A specific algorithm that is often used is the EASY backfilling algorithm. Assuming the first queued job is too big for the currently available processors, a reservation is made for some future time at which enough processors will be available. Then the rest of the queue is scanned, and other smaller jobs are allowed to run, provided they will not violate this reservation.
In order to know when processors will become available, and whether jobs are short enough to terminate in time, the system needs to know job runtimes. For this, estimates of the runtimes are requested from users: when a job is submitted, the user gives an estimate of how long it will run. If it is short, it has a chance to backfill. But if it runs for longer than the estimate, the system may kill it so as not to violate a previous reservation.
The interesting thing is that it turns out that inaccurate estimates, that overestimate the runtime by a factor of 3-10, lead to better performance than accurate estimates. The goal of this exercise is to try and understand how this happens. This is an open research question.
If the event is a job arrival, the scheduler is called. The scheduler adds the new job to the set of waiting jobs it knows about (which might be empty), and tries to schedule it or another job. Scheduling means that nodes are allocated, and a termination event is created for the termination time of the job. Note that this is based on the real termination time, not the estimated one.
If the event is a termination, the job's statistics are recorded. Then the scheduler is called, to see if it can make use of the freed nodes.
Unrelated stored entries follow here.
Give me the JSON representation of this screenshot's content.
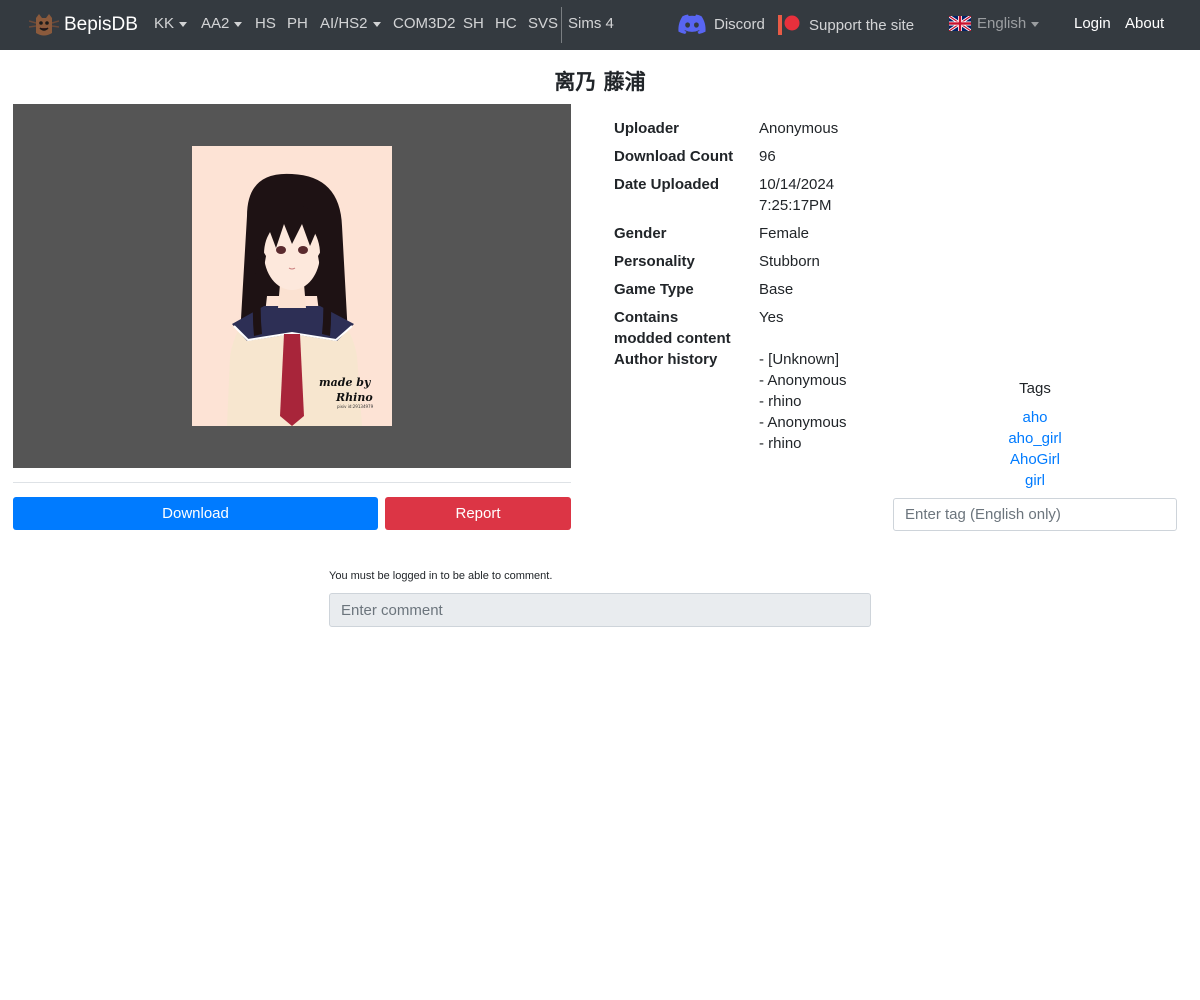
{
  "nav": {
    "brand": "BepisDB",
    "items": [
      {
        "label": "KK",
        "dropdown": true
      },
      {
        "label": "AA2",
        "dropdown": true
      },
      {
        "label": "HS",
        "dropdown": false
      },
      {
        "label": "PH",
        "dropdown": false
      },
      {
        "label": "AI/HS2",
        "dropdown": true
      },
      {
        "label": "COM3D2",
        "dropdown": false
      },
      {
        "label": "SH",
        "dropdown": false
      },
      {
        "label": "HC",
        "dropdown": false
      },
      {
        "label": "SVS",
        "dropdown": false
      },
      {
        "label": "Sims 4",
        "dropdown": false
      }
    ],
    "discord": "Discord",
    "support": "Support the site",
    "language": "English",
    "login": "Login",
    "about": "About"
  },
  "card": {
    "title": "离乃 藤浦",
    "watermark_line1": "made by",
    "watermark_line2": "Rhino",
    "watermark_line3": "pixiv id:29134979"
  },
  "actions": {
    "download": "Download",
    "report": "Report"
  },
  "info": {
    "uploader_label": "Uploader",
    "uploader": "Anonymous",
    "download_count_label": "Download Count",
    "download_count": "96",
    "date_label": "Date Uploaded",
    "date_line1": "10/14/2024",
    "date_line2": "7:25:17PM",
    "gender_label": "Gender",
    "gender": "Female",
    "personality_label": "Personality",
    "personality": "Stubborn",
    "game_type_label": "Game Type",
    "game_type": "Base",
    "modded_label_line1": "Contains",
    "modded_label_line2": "modded content",
    "modded": "Yes",
    "author_history_label": "Author history",
    "author_history": [
      "- [Unknown]",
      "- Anonymous",
      "- rhino",
      "- Anonymous",
      "- rhino"
    ]
  },
  "tags": {
    "heading": "Tags",
    "items": [
      "aho",
      "aho_girl",
      "AhoGirl",
      "girl"
    ],
    "input_placeholder": "Enter tag (English only)"
  },
  "comments": {
    "note": "You must be logged in to be able to comment.",
    "placeholder": "Enter comment"
  },
  "colors": {
    "navbar": "#343a40",
    "primary": "#007bff",
    "danger": "#dc3545",
    "preview_bg": "#555555"
  }
}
The simulator can run the input workload as is, or it can change the load factor. I recommend you start with the code as is (i.e. run the simulator without the -l flag). But you may also experiment with loads in the range of 0.7 to 0.9. To increase the load, the simulator simply multiplies the interarrival times by a factor so that the jobs arrive faster, hence cause higher average load. Again, this code exists; you just need to set the desired load level(s) for the load loop in main, and run with -l.
The software is available (locally) at ~perf/sim.
You should use workload files from real production machines that run the EASY scheduler, and therefore have the required data, and specifically, user runtime estimates. You can find such workloads in the Parallel Workloads Archive. Use the logs from the SP2 machines installed at CTC, KTH, and SDSC.
Hint: in at least some of these cases, you should see unexpected results: that performance is better then estimates are farther from the real runtimes. Try to find at least one such case (i.e. combination of workload and types of estimates).
What you need to do is to monitor exactly what happens during the run. Here are some possible hints.
The really hard part, of course, it to try to put the pieces together and come up with an explanation of how the different types of estimates lead to different qualities of performance. Better yet, can you test whether your explanation is correct?
In your email, outline the experiments you ran, the performance results you got, and what you learnt from them. In part 1, you should just make a few runs and reproduce the results described above. In part 2, you should design additional experiments, or collect additional data, that will help explain these results. If you indeed come up with a good explanation that's great. If you don't, at least explain what you tried to do and what you did find.
Due date for part 1: Thursday, May 8. I'll send you a reply email with feedback.
Due date for part 2: Friday, May 23.